Naval Station Norfolk's mission is to support and improve the personnel and logistics readiness of the U.S. Atlantic Fleet. The Norfolk naval base provides seaport, airport, and squadron facilities, quality of life, and personnel management services.
Don't miss the tours of the Naval Base. The 45-minute tour departs from the Naval Tour and Information Center located at 9079 Hampton Blvd, next to Gate 5. Bus tours conducted by Navy personnel ride past aircraft carriers, destroyers, frigates, amphibious assault ships and the busy airfield. The tour also drives by historic homes from the 1907 Jamestown Exposition. There is a charge for the tour. A picture ID is required for all adults.

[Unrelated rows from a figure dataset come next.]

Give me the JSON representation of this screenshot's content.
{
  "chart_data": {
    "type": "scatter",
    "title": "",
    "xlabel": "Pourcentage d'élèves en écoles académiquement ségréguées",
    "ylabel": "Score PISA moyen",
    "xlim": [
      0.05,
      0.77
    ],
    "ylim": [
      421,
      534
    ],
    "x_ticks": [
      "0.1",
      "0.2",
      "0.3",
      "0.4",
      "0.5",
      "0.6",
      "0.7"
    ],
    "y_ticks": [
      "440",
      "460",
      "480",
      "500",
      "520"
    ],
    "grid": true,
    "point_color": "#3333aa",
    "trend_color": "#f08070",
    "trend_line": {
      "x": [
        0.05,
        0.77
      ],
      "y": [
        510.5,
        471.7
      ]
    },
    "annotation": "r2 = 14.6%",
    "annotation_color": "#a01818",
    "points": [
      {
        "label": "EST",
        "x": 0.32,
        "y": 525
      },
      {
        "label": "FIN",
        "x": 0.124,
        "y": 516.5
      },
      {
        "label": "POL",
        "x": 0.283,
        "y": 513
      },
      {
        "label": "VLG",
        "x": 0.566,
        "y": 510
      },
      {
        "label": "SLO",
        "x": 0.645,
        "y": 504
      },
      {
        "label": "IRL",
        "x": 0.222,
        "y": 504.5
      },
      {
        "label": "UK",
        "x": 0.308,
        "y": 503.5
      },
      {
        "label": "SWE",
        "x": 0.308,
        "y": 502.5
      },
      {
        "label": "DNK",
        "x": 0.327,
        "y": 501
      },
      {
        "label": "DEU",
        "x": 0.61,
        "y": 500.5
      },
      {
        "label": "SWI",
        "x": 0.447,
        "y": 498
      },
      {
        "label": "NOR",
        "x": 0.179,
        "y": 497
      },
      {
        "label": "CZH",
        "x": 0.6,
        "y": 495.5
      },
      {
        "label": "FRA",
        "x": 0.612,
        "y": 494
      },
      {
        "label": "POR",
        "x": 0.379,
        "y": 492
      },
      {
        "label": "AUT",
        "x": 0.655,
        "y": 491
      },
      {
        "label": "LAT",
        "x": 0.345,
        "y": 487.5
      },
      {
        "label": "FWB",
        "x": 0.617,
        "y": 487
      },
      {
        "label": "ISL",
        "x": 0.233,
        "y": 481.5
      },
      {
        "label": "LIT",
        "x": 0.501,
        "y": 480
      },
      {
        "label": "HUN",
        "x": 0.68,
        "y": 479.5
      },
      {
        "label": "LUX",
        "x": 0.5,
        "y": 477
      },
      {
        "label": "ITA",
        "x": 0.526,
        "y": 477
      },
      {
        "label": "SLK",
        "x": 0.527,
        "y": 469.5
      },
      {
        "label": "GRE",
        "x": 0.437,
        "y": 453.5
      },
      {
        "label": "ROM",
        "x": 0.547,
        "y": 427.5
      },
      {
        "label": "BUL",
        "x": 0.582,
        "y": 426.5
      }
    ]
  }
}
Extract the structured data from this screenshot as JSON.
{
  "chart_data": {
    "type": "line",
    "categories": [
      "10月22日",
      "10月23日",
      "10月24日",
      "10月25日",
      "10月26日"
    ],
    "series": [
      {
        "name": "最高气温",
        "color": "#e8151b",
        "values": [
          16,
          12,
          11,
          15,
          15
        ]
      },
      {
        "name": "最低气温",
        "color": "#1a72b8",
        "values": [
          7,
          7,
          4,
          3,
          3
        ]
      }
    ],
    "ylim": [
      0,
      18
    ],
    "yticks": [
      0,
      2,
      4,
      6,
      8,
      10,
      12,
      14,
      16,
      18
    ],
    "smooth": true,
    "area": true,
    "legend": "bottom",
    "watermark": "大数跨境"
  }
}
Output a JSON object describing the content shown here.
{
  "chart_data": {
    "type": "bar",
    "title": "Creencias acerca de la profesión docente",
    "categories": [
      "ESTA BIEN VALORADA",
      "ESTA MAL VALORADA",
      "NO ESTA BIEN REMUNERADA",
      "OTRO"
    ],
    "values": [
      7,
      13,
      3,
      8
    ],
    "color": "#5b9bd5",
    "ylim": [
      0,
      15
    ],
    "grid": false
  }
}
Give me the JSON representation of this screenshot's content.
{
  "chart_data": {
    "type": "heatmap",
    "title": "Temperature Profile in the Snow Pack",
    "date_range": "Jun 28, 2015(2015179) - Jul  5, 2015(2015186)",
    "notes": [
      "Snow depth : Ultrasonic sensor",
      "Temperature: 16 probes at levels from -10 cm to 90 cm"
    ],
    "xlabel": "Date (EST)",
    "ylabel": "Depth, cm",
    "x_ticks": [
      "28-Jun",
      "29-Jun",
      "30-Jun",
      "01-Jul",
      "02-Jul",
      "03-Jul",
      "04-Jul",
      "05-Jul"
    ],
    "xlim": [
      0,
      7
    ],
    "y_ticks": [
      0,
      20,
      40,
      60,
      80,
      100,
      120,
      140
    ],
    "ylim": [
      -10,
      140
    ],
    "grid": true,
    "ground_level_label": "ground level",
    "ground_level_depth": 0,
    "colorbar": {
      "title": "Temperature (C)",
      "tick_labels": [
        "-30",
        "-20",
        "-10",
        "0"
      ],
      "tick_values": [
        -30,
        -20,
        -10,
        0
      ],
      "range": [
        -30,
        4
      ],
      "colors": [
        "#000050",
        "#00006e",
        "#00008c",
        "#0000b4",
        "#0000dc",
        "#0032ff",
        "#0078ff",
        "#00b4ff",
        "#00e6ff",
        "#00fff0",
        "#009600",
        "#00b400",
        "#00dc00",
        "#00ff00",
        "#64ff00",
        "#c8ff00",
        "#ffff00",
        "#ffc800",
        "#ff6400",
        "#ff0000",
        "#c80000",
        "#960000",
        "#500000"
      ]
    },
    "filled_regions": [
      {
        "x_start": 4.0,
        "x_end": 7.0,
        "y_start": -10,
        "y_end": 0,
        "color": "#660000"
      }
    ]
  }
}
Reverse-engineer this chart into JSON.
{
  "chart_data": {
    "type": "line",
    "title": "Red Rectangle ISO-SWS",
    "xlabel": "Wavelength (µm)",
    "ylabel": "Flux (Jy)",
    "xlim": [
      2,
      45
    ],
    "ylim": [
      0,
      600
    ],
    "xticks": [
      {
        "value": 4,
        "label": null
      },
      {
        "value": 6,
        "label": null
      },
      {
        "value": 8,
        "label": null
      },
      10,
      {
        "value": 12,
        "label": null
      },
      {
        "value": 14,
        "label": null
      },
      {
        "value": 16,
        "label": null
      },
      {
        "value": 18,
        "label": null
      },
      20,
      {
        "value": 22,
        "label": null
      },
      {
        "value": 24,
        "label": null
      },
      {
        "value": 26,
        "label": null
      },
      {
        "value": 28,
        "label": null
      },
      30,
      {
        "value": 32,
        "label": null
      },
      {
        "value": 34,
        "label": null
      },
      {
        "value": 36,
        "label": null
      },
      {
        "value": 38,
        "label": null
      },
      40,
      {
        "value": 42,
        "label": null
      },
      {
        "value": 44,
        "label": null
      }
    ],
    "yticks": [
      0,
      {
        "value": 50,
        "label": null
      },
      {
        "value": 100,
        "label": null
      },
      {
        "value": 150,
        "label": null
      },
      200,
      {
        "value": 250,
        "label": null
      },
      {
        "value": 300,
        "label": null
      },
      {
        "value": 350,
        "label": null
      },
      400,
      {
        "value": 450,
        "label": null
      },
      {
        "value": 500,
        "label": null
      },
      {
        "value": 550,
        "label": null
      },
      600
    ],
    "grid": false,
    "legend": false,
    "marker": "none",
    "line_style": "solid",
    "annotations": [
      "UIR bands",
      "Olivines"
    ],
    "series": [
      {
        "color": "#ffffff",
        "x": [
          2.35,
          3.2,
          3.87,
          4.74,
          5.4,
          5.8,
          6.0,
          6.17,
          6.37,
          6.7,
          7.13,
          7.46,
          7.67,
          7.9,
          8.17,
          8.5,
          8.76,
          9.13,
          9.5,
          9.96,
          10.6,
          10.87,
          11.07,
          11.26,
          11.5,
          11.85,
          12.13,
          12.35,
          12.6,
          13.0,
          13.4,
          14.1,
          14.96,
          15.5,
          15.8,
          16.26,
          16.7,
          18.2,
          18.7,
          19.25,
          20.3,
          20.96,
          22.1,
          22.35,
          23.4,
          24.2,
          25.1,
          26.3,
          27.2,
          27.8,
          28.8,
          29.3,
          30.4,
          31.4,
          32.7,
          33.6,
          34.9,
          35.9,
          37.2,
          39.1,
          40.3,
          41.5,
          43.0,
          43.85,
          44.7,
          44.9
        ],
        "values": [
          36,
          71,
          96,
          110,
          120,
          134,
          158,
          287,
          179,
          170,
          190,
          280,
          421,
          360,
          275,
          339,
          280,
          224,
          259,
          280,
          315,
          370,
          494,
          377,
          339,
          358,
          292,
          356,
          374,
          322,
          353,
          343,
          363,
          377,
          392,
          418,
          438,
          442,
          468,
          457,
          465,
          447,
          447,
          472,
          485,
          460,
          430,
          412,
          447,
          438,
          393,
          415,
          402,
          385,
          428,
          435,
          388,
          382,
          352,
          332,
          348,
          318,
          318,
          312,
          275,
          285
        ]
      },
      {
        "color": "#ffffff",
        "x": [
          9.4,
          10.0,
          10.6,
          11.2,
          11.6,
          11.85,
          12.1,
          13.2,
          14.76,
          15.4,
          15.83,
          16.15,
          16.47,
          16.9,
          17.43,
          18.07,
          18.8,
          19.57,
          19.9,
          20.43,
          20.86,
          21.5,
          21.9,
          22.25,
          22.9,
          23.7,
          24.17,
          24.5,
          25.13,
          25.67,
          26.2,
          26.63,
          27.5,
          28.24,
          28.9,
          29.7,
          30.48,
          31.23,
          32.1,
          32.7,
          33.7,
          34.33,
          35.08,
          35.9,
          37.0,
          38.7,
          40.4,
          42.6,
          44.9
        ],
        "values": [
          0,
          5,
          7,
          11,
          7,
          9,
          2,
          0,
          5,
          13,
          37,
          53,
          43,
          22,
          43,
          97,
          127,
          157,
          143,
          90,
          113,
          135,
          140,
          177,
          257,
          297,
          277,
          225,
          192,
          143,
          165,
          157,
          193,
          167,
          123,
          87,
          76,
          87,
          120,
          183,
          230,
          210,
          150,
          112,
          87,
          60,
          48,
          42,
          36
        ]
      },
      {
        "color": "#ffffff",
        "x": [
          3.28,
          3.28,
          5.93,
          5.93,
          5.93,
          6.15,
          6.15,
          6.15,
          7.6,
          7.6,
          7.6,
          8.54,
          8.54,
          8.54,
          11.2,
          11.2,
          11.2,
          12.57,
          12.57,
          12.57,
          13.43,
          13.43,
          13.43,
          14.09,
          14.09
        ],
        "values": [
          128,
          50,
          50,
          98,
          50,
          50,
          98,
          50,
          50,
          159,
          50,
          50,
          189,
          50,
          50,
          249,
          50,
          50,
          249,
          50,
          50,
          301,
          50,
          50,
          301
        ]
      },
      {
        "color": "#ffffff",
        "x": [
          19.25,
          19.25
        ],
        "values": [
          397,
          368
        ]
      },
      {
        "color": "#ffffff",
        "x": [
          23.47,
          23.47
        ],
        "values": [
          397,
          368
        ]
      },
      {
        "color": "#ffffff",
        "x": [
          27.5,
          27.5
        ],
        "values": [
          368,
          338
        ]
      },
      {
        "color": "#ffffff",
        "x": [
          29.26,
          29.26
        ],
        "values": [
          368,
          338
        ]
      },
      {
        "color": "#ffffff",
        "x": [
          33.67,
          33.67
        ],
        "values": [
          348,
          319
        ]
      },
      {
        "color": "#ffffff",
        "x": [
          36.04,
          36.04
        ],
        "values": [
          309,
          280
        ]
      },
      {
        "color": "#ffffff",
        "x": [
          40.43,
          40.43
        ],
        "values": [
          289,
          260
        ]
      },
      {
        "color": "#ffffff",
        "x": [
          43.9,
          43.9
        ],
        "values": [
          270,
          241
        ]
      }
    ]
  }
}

Naval Station Norfolk, the world's largest Naval Station, occupies about 4,300 acres on a peninsula known as Sewells Point. Port facilities extend more than four miles along the waterfront and include some seven miles of pier and wharf space.
75 ships and 134 aircraft are home-ported here, and when they are not at sea they're along side one of the 13 piers or inside one of the 11 aircraft hangars for repair, refit, training and to provide the ship's or squadron's crew an opportunity to be with their families. Naval Station Norfolk is homeport to aircraft carriers, cruisers, destroyers, large amphibious ships, submarines, supply ships, airplanes and helicopters.
Air Operations conducts over 100,000 flight operations each year, an average of 275 flights per day or one every six minutes. Over 150,000 passengers and 264,000 tons of mail and cargo depart annually on Air Mobility Command aircraft and other chartered flights from the NSN airfield. It is the hub for Navy logistics going to the European and Central Command theaters of operations, and to the Caribbean.
The land on which Naval Station is located was originally the site of the 1907 Jamestown Exposition, a mammoth 300th anniversary celebration of the establishment of the first permanent English settlement in America in 1607. 21 states constructed buildings that celebrated their history and industry. Pennsylvania House, a 2/3rds replica of Independence Hall, is one of several state houses that are still standing at the Naval Station.
During the Jamestown Exposition, high-ranking naval officers agreed that this site was ideal for naval activity. After the United States entered World War I in April 1917, the Secretary of the Navy was persuaded to buy the property.